Let us consider a stack of books as shown in the image.

• This pile of books would have been formed by placing one book on the other like first the blue book and then on top of it the red book then on top of the red book came the yellow book and so on.
• The functioning of the Stack is similar to this.
• If we look at the stack in the image.
  • First the element 42 would have been added to an empty stack.
  • Then on the top of it, the second element 18 would be added.
  • On the top of 18, the next element 12 would have been added and so on.
• Similarly, if we pick out the books out of the stack we will have to begin from top.

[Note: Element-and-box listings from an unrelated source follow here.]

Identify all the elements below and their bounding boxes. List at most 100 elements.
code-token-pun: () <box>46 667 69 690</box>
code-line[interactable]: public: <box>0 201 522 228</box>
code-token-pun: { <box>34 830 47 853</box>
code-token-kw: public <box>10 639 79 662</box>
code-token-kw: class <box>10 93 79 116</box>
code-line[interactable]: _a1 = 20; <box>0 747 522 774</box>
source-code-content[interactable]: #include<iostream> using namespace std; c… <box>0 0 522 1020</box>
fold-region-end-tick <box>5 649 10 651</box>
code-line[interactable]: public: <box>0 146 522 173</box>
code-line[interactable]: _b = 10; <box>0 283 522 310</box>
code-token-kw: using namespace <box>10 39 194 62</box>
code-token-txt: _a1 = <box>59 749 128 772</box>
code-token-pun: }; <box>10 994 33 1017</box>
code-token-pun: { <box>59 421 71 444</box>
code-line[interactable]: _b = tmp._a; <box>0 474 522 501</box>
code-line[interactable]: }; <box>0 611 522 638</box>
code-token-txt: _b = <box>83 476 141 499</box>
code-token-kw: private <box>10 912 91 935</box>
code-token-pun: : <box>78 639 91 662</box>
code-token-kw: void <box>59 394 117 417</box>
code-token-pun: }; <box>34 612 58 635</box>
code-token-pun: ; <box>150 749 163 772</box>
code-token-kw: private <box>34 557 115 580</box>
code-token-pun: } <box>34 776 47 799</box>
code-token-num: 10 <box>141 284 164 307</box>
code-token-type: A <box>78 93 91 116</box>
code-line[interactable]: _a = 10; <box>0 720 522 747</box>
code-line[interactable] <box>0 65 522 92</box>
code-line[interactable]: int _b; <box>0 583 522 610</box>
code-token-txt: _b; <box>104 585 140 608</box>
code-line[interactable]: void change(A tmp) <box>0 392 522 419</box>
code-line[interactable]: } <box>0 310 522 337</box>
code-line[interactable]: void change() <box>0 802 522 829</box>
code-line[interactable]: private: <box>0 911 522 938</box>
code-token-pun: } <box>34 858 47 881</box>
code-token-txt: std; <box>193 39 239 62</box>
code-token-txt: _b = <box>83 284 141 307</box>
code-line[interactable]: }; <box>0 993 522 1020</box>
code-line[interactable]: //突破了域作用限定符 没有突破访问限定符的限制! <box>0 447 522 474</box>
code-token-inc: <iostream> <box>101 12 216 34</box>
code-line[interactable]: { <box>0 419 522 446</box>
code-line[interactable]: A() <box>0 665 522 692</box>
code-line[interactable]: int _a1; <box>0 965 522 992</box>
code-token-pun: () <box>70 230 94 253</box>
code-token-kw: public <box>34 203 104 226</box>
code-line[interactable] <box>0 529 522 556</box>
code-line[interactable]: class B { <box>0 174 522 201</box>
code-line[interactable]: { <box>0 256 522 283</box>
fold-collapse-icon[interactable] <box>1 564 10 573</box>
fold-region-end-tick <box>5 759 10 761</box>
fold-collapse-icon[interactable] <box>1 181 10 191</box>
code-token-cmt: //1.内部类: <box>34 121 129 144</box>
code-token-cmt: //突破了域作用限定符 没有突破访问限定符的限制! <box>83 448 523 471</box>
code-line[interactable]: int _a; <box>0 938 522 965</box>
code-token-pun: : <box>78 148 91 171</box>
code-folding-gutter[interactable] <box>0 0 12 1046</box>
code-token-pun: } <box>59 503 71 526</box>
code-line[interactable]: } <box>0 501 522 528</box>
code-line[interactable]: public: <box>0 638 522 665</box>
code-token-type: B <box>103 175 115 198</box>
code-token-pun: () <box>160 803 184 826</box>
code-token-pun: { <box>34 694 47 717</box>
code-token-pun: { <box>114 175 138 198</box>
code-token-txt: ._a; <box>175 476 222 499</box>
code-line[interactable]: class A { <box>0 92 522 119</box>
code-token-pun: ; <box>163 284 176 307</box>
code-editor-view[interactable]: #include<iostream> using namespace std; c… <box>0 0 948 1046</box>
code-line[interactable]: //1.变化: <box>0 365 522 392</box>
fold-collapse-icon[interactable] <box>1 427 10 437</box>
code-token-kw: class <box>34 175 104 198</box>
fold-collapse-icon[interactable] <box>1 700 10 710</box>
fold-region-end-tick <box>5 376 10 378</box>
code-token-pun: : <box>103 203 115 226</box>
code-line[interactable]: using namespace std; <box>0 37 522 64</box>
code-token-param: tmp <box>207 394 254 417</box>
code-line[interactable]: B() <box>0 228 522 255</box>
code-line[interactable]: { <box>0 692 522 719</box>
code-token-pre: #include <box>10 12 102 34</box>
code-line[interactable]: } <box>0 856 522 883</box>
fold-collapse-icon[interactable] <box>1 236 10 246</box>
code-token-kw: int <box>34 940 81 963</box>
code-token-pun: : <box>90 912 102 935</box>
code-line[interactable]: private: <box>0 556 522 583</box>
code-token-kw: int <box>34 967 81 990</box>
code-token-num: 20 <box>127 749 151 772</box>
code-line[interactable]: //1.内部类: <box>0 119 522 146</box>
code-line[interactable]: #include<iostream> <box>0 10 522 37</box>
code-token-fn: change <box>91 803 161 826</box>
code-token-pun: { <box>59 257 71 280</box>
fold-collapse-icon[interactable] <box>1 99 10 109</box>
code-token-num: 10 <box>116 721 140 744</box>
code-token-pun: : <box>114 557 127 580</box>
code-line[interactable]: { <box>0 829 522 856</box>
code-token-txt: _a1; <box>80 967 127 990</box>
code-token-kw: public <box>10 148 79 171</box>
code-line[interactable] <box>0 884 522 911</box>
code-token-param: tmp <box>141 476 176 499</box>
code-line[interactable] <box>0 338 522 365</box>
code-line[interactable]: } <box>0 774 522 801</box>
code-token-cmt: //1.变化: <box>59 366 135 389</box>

For instance if we want to remove the yellow book we will have to first remove the pink book, then the blue book and then the green book and then we will finally be able to remove the yellow book.
• Same happens in the case of the stack. To delete the element 12 , we will have to first remove 22 then 34 and then we can delete the element 12.
• With this example we can be certain that a stack structure works on a LIFO basis, i.e , the last element to be inserted would be deleted first.